Ibach was also concerned that participating in a national fundraiser would dilute OPB’s strong brand. Stations have different goals in fundraising; OPB’s on-air drives focus on acquisition and sustainer conversion rather than revenue goals, Ibach said.
“It seems like an odd idea to me, and I’m having a hard time wrapping my head around it,” Ibach said. “I think there are lots of things I can do in-house to improve my fundraising before I try to build something like that.”
Likewise, Bob Breck, director of membership at Minnesota Public Radio, said he doesn’t see an advantage in coordinating with other stations. Just coordinating fund drives within MPR and parent organization American Public Media Group would be a challenge.
MPR fundraises for its three networks — News, Classical and The Current — and all would have to agree on a fundraising schedule. MPR also works closely with APMG’s KPCC in Los Angeles, sharing administrative and digital resources.
Simultaneous drives would put stress on MPR’s call center and development operations team, Breck said. Such limitations would also complicate coordinating with public TV stations, such as nearby Twin Cities PBS.

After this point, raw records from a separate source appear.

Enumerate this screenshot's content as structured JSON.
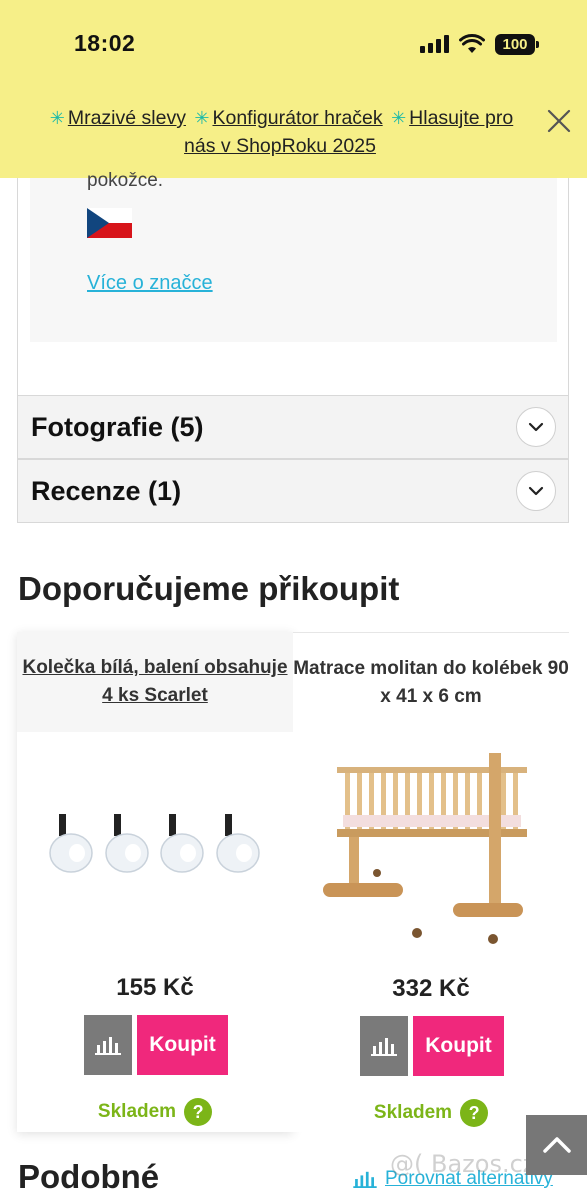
{
  "status_bar": {
    "time": "18:02",
    "battery": "100"
  },
  "banner": {
    "link1": "Mrazivé slevy",
    "link2": "Konfigurátor hraček",
    "link3": "Hlasujte pro nás v ShopRoku 2025",
    "close_icon": "close-icon"
  },
  "brand": {
    "text_fragment": "pokožce.",
    "link": "Více o značce"
  },
  "accordions": [
    {
      "label": "Fotografie (5)"
    },
    {
      "label": "Recenze (1)"
    }
  ],
  "section_title": "Doporučujeme přikoupit",
  "products": [
    {
      "title": "Kolečka bílá, balení obsahuje 4 ks Scarlet",
      "price": "155 Kč",
      "buy_label": "Koupit",
      "stock": "Skladem",
      "help": "?"
    },
    {
      "title": "Matrace molitan do kolébek 90 x 41 x 6 cm",
      "price": "332 Kč",
      "buy_label": "Koupit",
      "stock": "Skladem",
      "help": "?"
    }
  ],
  "bottom": {
    "title": "Podobné",
    "compare_link": "Porovnat alternativy",
    "watermark": "@( Bazos.cz"
  },
  "colors": {
    "banner_bg": "#f6ef88",
    "accent_pink": "#f0287c",
    "link_blue": "#27b2d8",
    "stock_green": "#7cb518"
  }
}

Sutton pointed out that NPR and stations are considering ways to partner on fundraising, albeit in a capacity different from what Hungate is suggesting. Tom Hjelm, NPR’s chief digital officer, is trying to figure out how NPR can leverage national digital resources to ease listeners’ giving to local stations.
“It’s not the big telethon, but it is the same question of, ‘Is there something we can do on a national scale to help individual stations?’” Sutton said.
NPR also coordinates three fundraising weeks annually and provides stations with digital materials and a national feed of quarterly on-air fundraising spots, according to an NPR spokesperson.
Hungate said he wasn’t surprised by the skeptical response to his idea. “It’s kind of a shame, but I guess that’s the nature of the landscape we live in,” he said.
Hungate said he has heard the same explanations for why a national effort wouldn’t work. But he does think it could benefit small stations like his. At least floating the idea may inspire action, he said.
“I’m always hopeful something might catch on,” Hungate said. “The right person hears it and makes it their campaign, and it probably could happen.”
This article has been updated to include information about NPR’s work with stations on coordinating fundraising.